Staatliche Regelungen in diesem Zusammenhang sind im Sinne der Freiheit angemessen. Noch stärker als die Freiheit des Einzelnen muss das Recht jedes Einzelnen auf körperliche Unversehrtheit angesehen werden. Auch das ist schon im Grundgesetz festgeschrieben. Diesem Grundsatz ist staatliches Handeln im Prinzip auch verpflichtet, meine Damen und Herren.

Zur Raucherschutzgesetzgebung und gerade zu dieser Frage gibt es insgesamt drei Urteile des

Bundesverfassungsgerichtes. Speziell in diesem Punkt hat das Bundesverfassungsgericht eindeutig und klar bestimmt, dass es eine umfassende Legitimation staatlichen Handelns bei der Einschränkung des individuellen Handelns im Rahmen der Nichtraucherschutzgesetzgebung gibt.

Es besteht eine Schwierigkeit, mit der wir im Rahmen des Gesetzgebungsverfahrens sicherlich zu tun haben werden: Das Bundesverfassungsgericht hat nämlich zugleich auf den Gleichheitsgrundsatz sowie auf die Wettbewerbsgleichheit und die Freiheit der Berufsausübung verwiesen, wenn es Ausnahmen von diesen Rauchverboten erlässt.

Wir haben also drei Verfahren und Urteile des Bundesverfassungsgerichtes und befinden uns jetzt im dritten Gesetzgebungsverfahren.

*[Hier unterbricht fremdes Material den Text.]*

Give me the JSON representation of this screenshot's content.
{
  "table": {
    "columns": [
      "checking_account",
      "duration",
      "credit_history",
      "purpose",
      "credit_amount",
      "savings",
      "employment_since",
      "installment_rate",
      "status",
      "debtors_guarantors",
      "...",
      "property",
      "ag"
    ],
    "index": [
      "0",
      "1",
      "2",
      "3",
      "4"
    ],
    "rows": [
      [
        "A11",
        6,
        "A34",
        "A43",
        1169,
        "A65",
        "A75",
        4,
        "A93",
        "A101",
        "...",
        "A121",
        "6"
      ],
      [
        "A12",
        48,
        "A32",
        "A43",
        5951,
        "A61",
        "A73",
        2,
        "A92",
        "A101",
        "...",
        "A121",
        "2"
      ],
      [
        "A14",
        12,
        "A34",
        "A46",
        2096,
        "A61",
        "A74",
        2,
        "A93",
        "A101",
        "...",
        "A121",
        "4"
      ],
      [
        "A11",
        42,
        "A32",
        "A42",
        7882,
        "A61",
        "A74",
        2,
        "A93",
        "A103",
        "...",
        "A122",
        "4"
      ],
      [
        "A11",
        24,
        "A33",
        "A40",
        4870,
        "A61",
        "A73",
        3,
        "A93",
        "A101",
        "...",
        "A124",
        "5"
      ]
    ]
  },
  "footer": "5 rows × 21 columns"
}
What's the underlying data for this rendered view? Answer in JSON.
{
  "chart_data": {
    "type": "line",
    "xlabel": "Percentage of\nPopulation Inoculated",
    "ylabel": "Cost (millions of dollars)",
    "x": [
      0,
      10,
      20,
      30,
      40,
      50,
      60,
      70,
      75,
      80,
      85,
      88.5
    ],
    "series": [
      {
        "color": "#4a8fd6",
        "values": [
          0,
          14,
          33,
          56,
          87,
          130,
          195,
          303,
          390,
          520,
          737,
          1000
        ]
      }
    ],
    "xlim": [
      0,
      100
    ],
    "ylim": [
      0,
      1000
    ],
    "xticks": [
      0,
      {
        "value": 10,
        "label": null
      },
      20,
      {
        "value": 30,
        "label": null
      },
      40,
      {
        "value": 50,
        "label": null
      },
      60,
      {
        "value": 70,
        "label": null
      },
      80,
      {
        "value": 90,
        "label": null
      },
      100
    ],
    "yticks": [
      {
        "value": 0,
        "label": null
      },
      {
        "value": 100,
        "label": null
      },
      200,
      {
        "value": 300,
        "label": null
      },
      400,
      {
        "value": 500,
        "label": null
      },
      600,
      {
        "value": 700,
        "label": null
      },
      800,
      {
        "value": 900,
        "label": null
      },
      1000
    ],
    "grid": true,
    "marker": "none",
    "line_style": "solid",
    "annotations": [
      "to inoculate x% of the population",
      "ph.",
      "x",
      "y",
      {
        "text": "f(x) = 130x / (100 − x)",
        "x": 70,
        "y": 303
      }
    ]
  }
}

Deswegen haben wir, meine Damen und Herren, im Koalitionsvertrag auch formuliert, dass wir einen rechtssicheren und konsequenten Nichtraucherschutz in NordrheinWestfalen wollen.

Die Grenzen abzustecken wird Thema der parlamentarischen Beratungen sein. Es gilt ein alter Grundsatz, den ich an dieser Stelle noch einmal aufgreife: Kein Gesetz verlässt den Landtag so, wie es eingebracht worden ist.

(Beifall von der FDP und den PIRATEN)

Im Übrigen habe ich das Gefühl – das teilen auch andere –, dass fünf Jahre nach der ersten Beratung die jetzigen Beratungen zu diesem Thema viel entspannter stattfinden. Ich freue mich auf die Diskussion im Ausschuss. – Meine Damen und Herren, herzlichen Dank für die Aufmerksamkeit.

(Beifall von der SPD und den GRÜNEN)

Vielen Dank, Herr Kollege Garbrecht. – Für die CDU-Fraktion erteile ich jetzt dem Abgeordneten Kollegen Preuß das Wort.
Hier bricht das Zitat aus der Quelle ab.